Parallèlement, la Chine a également constaté des réductions dans ses approvisionnements en importations clés en provenance des États-Unis, telles que les logiciels de conception de puces et les composants de centrales nucléaires.

Les deux pays sont parvenus, le 12 mai à Genève, à un accord de 90 jours visant à alléger certains des droits de douane à trois chiffres qu'ils s'étaient imposés mutuellement depuis l'entrée en fonction de Trump en janvier 2025.

Cet accord préliminaire a suscité un regain d'optimisme sur les marchés boursiers mondiaux. Les indices américains, qui étaient en territoire baissier ou proches de ce niveau, ont récupéré une grande partie de leurs pertes.

L'indice S&P 500, qui avait atteint son point le plus bas début avril, a chuté de près de 18 % après l'annonce par Trump de droits de douane généralisés à l'occasion du « Jour de la Libération », et n'est plus qu'à environ 2 % de son record de mi-février. Le dernier tiers de cette reprise a suivi la trêve conclue entre les États-Unis et la Chine à Genève.

Toutefois, cet accord intérimaire n'a pas abordé les préoccupations plus générales qui mettent à rude épreuve les relations bilatérales, allant du commerce illégal de fentanyl à la question de Taïwan et aux plaintes américaines concernant le modèle économique chinois, dominé par l'État et axé sur l'exportation.

Depuis son retour à la Maison-Blanche en janvier, Trump a brandi à plusieurs reprises la menace de sanctions contre ses partenaires commerciaux, avant d'en retirer certaines au dernier moment. Cette approche erratique a déconcerté les dirigeants mondiaux et inquiété les chefs d'entreprise.

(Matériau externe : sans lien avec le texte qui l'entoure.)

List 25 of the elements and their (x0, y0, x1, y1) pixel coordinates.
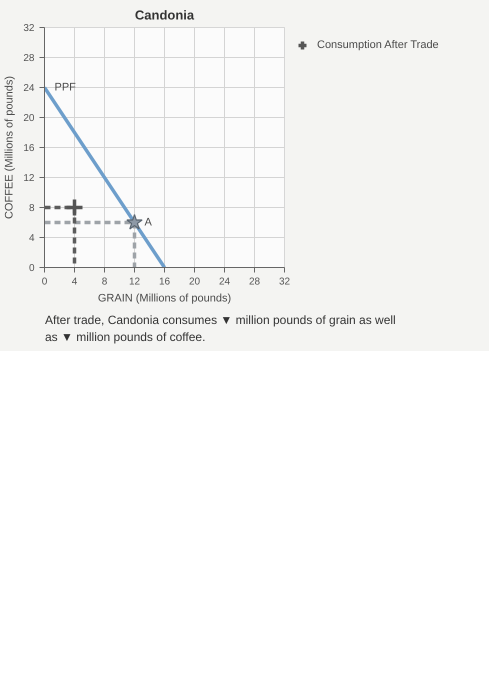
chart-title: Candonia (134, 8, 195, 22)
annotation: PPF (54, 82, 76, 94)
y-axis-title: COFFEE (Millions of pounds) (3, 76, 16, 220)
y-tick-label: 20 (23, 113, 35, 124)
x-tick-label: 32 (278, 276, 290, 288)
y-tick-label: 8 (28, 203, 35, 214)
x-tick-label: 8 (102, 276, 108, 288)
x-tick-label: 24 (218, 276, 230, 288)
text: After trade, Candonia consumes ▼ million pounds of grain as well as ▼ million pounds of coffee. (45, 312, 397, 346)
x-tick-label: 0 (42, 276, 48, 288)
y-tick-label: 28 (23, 53, 35, 64)
x-tick-label: 20 (188, 276, 200, 288)
y-tick-label: 4 (28, 233, 35, 244)
x-tick-label: 16 (158, 276, 170, 288)
y-tick-label: 24 (23, 83, 35, 94)
legend-label: Consumption After Trade (317, 39, 439, 51)
x-axis-title: GRAIN (Millions of pounds) (98, 292, 232, 304)
y-tick-label: 16 (23, 143, 35, 154)
annotation: A (144, 216, 152, 228)
y-tick-label: 32 (23, 23, 35, 34)
x-tick-label: 12 (128, 276, 140, 288)
x-tick-label: 4 (72, 276, 78, 288)
y-tick-label: 0 (28, 263, 35, 274)
x-tick-label: 28 (248, 276, 260, 288)
y-tick-label: 12 (23, 173, 35, 184)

Pékin considère les exportations de minéraux comme un atout ; leur interruption pourrait exercer une pression politique sur le président républicain aux États-Unis si la croissance économique ralentit parce que les entreprises sont incapables de produire des biens nécessitant des minéraux.

Ces dernières années, les États-Unis ont désigné la Chine comme leur principal rival géopolitique et le seul pays au monde capable de les défier sur les plans économique et militaire.